Утром во время завтрака не вижу Урбиса, то же повторяется и за обедом. Спрашиваю у Мори, не заболел ли он.
— Нет, господин Урбис вполне здоров, только он на несколько дней уехал. Странно, что на этот раз он никого не оставил вместо себя.
Это сообщение действует на меня ошеломляюще. Сначала мне приходит в голосу мысль, что этот человек с туповатым лицом оказался хитрее, чем я думал: он раскусил меня и улетучился. Нет, этого не может быть, я слишком хорошо разбираюсь в людях и не мог так грубо просчитаться. Урбис вернется, он должен вернуться, или ты, Штеффен, окажешься круглым дураком.
Я вспоминаю об отправленной телеграмме. Какого дьявола я торопился? Очевидно, после ее получения ко мне кто-нибудь приедет, и окажется, что я все напутал.
Спешу вновь на телеграф и на этот раз иду пешком, чтобы никого не посвящать в свою телеграфную переписку. Я сообщаю в Варшаву:
«Не высылайте денег.
Вольфганг».
В течение двух дней я не нахожу себе места. Утром в столовой неожиданно вижу плотную фигуру Урбиса. Очевидно, этот дурак вернулся. Здороваюсь. У него утомленный вид. Похоже на то, что он бурно провел эти дни.
Теперь нужно было бы опять отправить телеграмму в Варшаву, но это не дело почти ежедневно бегать на станцию. Из этих проклятых Штеховиц, вероятно, уходят всего две-три телеграммы в день. Это рискованное дело, в будущем такие телеграммы могут дорого обойтись.
Я решаю заменить телеграмму письмом; медленнее, но вернее. Некуда спешить.
А вдруг Урбис вновь уедет? Спросить его нельзя, приходится положиться на слова Мори, что он редко уезжает.

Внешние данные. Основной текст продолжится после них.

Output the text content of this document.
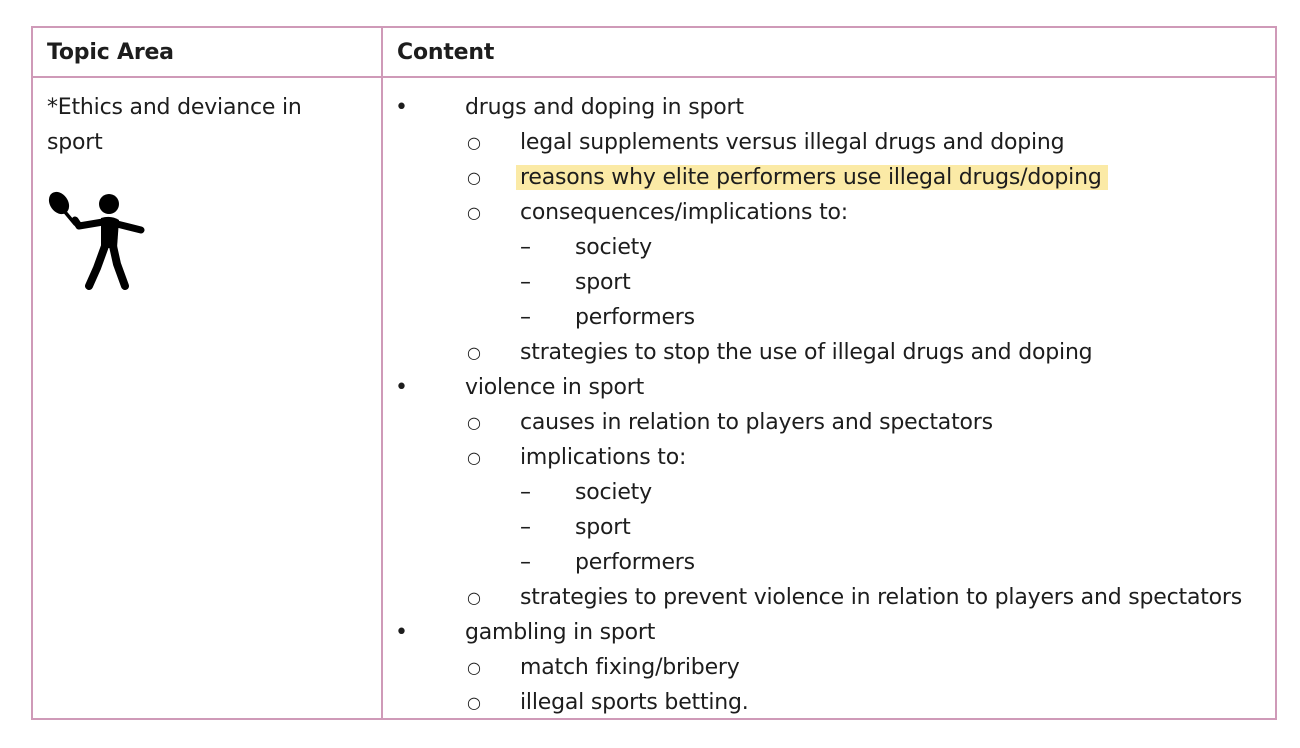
Topic Area	Content
*Ethics and deviance in sport
•	drugs and doping in sport
○ legal supplements versus illegal drugs and doping
○ reasons why elite performers use illegal drugs/doping
○ consequences/implications to:
– society
– sport
– performers
○ strategies to stop the use of illegal drugs and doping
•	violence in sport
○ causes in relation to players and spectators
○ implications to:
– society
– sport
– performers
○ strategies to prevent violence in relation to players and spectators
•	gambling in sport
○ match fixing/bribery
○ illegal sports betting.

В течение дня мы с Урбисом не успеваем побеседовать, так как он не то занят, не то отсыпается.
После обеда я гуляю по парку, поджидая Франтишка, чтобы дать ему для отправки письмо. Неожиданно к отелю подъезжает большая закрытая машина мерседес № IР-48259, случайно вспоминаю, что это кильский номер. У руля сидит плотный человек, его лицо мне кажется смутно знакомым. Он вылезает, открывает дверь, и из автомобиля выходит прекрасно сложенная дама лет двадцати пяти. У нее фигура спортсменки — кажется, мой тип.
Мужчина поворачивается ко мне лицом, — я вздрагиваю. Это Пауль, с которым я познакомился в кабинете у Банге. Оба проходят мимо меня. Пауль держит даму под руку и бросает на меня равнодушный взгляд. Я ему подмигиваю, он не реагирует. Удивительно, до чего у него невыразительное, фельдфебельское лицо.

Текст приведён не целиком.